Abstract
IntroductionCirculating tumor DNA (ctDNA) has become a well-established dynamic biomarker in Large B Cell Lymphoma (LBCL). Previous studies have shown that decrease in ctDNA quantities after standard R-CHOP treatment is significantly correlated with prognosis (Kurtz et al, Blood 2015 and Kurtz et al, J Clin Oncol 2018). However, no studies have described the very early kinetics of ctDNA following immunochemotherapy. Moreover, low-pass whole-genome sequencing (lpWGS) of cfDNA can identify DNA copy number alterations (CNAs) and be used to define focal CNA score (FCS). High FCS, denoting genomic instability, has been shown to be linked to inferior response rates to CAR-T therapy for LBCL patients (Cherng et al, Blood 2022). We developed a prospective clinical trial, LYMPHOCLEAR, which included 24 LBCL patients with planned first-line (L1) R-CHOP treatment, for whom ctDNA samples were taken at multiple timepoints within the first 48 hours post R-CHOP and at C2D1. We sought to describe early ctDNA kinetics and propose a clinically relevant model in order to potentially identify a prognostic early ctDNA analysis timepoint. We also sought to describe variants at each timepoint to see whether distinct natural evolutions could be observed very early post R-CHOP. We sought to evaluate whether the impact of FCS on response could be observed at very early timepoints.

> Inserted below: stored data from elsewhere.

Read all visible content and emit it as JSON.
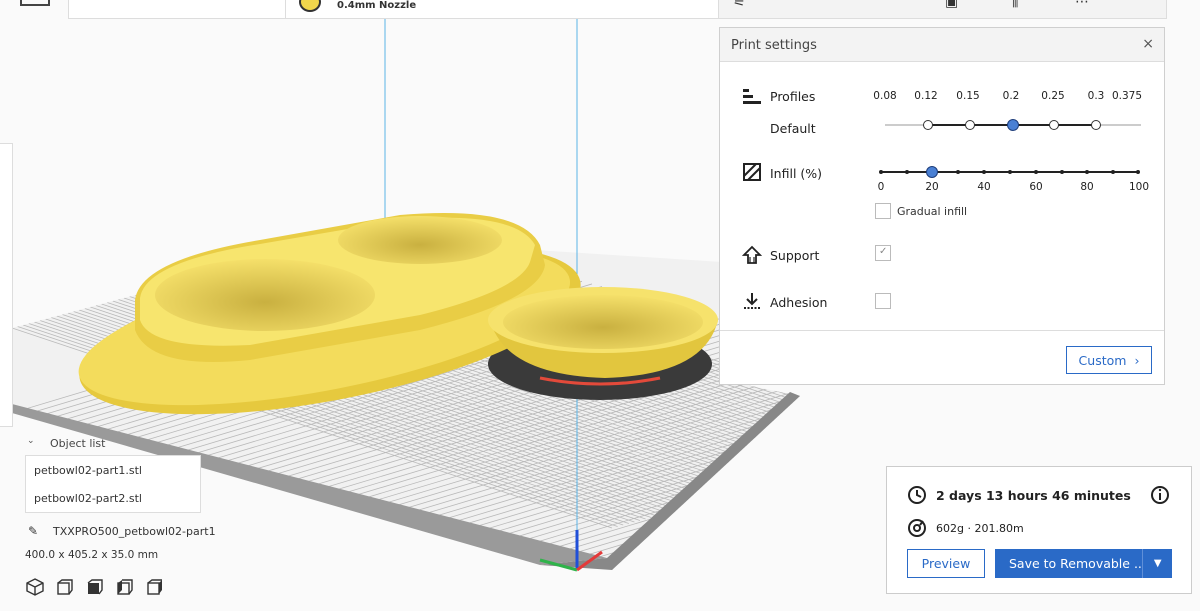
{
  "header": {
    "nozzle": "0.4mm Nozzle"
  },
  "print_settings": {
    "title": "Print settings",
    "close": "×",
    "profiles": {
      "label": "Profiles",
      "current": "Default",
      "options": [
        "0.08",
        "0.12",
        "0.15",
        "0.2",
        "0.25",
        "0.3",
        "0.375"
      ],
      "selected_value": "0.2"
    },
    "infill": {
      "label": "Infill (%)",
      "ticks": [
        "0",
        "20",
        "40",
        "60",
        "80",
        "100"
      ],
      "value_percent": 20,
      "gradual_label": "Gradual infill",
      "gradual_checked": false
    },
    "support": {
      "label": "Support",
      "checked": true
    },
    "adhesion": {
      "label": "Adhesion",
      "checked": false
    },
    "custom_button": "Custom"
  },
  "object_list": {
    "header": "Object list",
    "items": [
      "petbowl02-part1.stl",
      "petbowl02-part2.stl"
    ],
    "selected_name": "TXXPRO500_petbowl02-part1",
    "dimensions": "400.0 x 405.2 x 35.0 mm"
  },
  "estimate": {
    "time": "2 days 13 hours 46 minutes",
    "material": "602g · 201.80m",
    "preview_button": "Preview",
    "save_button": "Save to Removable ..."
  },
  "colors": {
    "accent": "#2a6ac7",
    "model": "#f1d64c",
    "build_plate": "#cfcfcf"
  }
}
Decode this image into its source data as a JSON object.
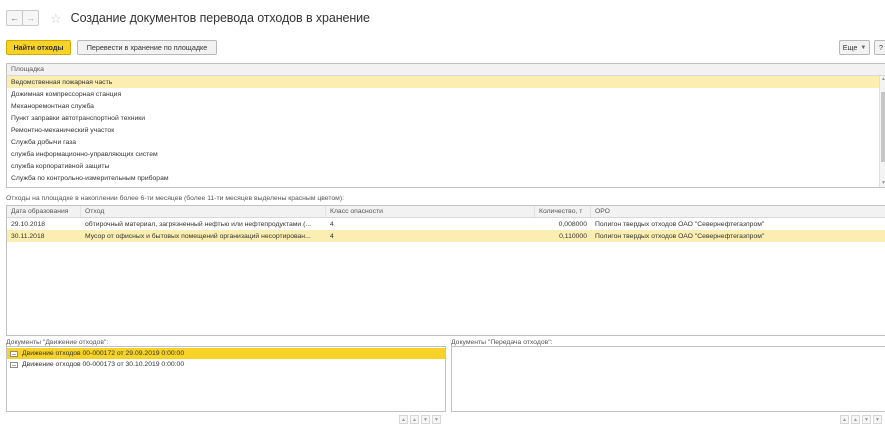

Patients and Methods We included 24 LBCL patients (17 DLBCL, 4 PMBL, 2 HGBCL, 1 B Cell lymphoma NOS) who required hospitalization for C1 R-CHOP, according to their physician's decision. Median age was 64.5 years (range 24-85). IPI was 1-2 for 30.4% of patients and 3-5 for 69.6%. Ann Arbor stage was 4 in 70.8% of patients, with bulky mass in 29%. We performed capture-based NGS and lpWGS using DNA extracted from patient plasma samples at H0, H4, H8, H12, H16, H24 and H48 post R-CHOP initiation and at C2D1. All patients had a FDG PET-CT performed at baseline, post C2 and at end of treatment (EOT). Total Metabolic Tumor Values (TMTV) were measured using a fixed SUVmax > 4 threshold. A latent class mixed model (LCMM) was used to modelize ctDNA kinetics and delineate groups of patients with similar trajectories (Proust-Lima et al, J. Stat. Softw. 2017).
Results The application of a LCMM segregated four classes of ctDNA kinetics with robust statistical characteristics: Bayesian Information Criterion (BIC) was 330 and the post-hoc probability of a patient belonging to a specific class was close to 0.9. Classes 1 (n=3) and 2 (n=2) had lower baseline ctDNA values (median log 10 1.71 and 0.72 respectively) but class 1 had decreasing values from H0 to H48 while class 2 had increasing values from H0 to H48. Classes 3 (n=5) and 4 (n=14) had higher baseline ctDNA values (median log 10 3.42 and 3.21 respectively) but ctDNA quantities increased from H0 to H48 in class 3 whereas they decreased in class 4. Classes 1 and 2 had lower baseline TMTV and LDH than classes 3 and 4 (TMTV: 370.2cm3 and 61.1cm3 respectively versus 1347.3cm3 and 703.1cm3 and LDH: 212 and 220 respectively versus 775 and 340), also highlighting their lower tumor burden.
We confirmed that patients with Deauville score (DS) 4-5 at PET2 had significantly higher ctDNA quantities at C2D1 than patients with DS 1-3 (p=0.0048). Interestingly, we also showed that ctDNA values at H4 tend to be higher in patients with positive PET2 and that median ctDNA variant allele frequency at H4 was higher in patients with DS 4-5 at EOT PET.As expected, FCS was positively and strongly correlated to ctDNA quantities and tended to be higher in patients with DS 4-5 at EOT PET. Additional data regarding cfDNA fragmentome evolution at these early timepoints will be reported. As compared to baseline profiles, we observed that additional mutations over time mainly targeted intronic and µ Switch regions, suggesting very early enrichment of ctDNA by additional subclones following immuno-chemotherapy.
ConclusionsWe have shown that it is possible to describe the kinetics of ctDNA quantities and variant types in the first 48 hours post R-CHOP treatment initiation, leading to the identification of 4 patient classes, as well as the observation of very early ctDNA enrichment by additional subclones. We confirmed known impact of C2D1 ctDNA quantity but also highlighted potential impact of H4 ctDNA quantity and VAF on patient response. If confirmed in a larger cohort, this would allow for exceedingly early detection of poor responders to L1 R-CHOP.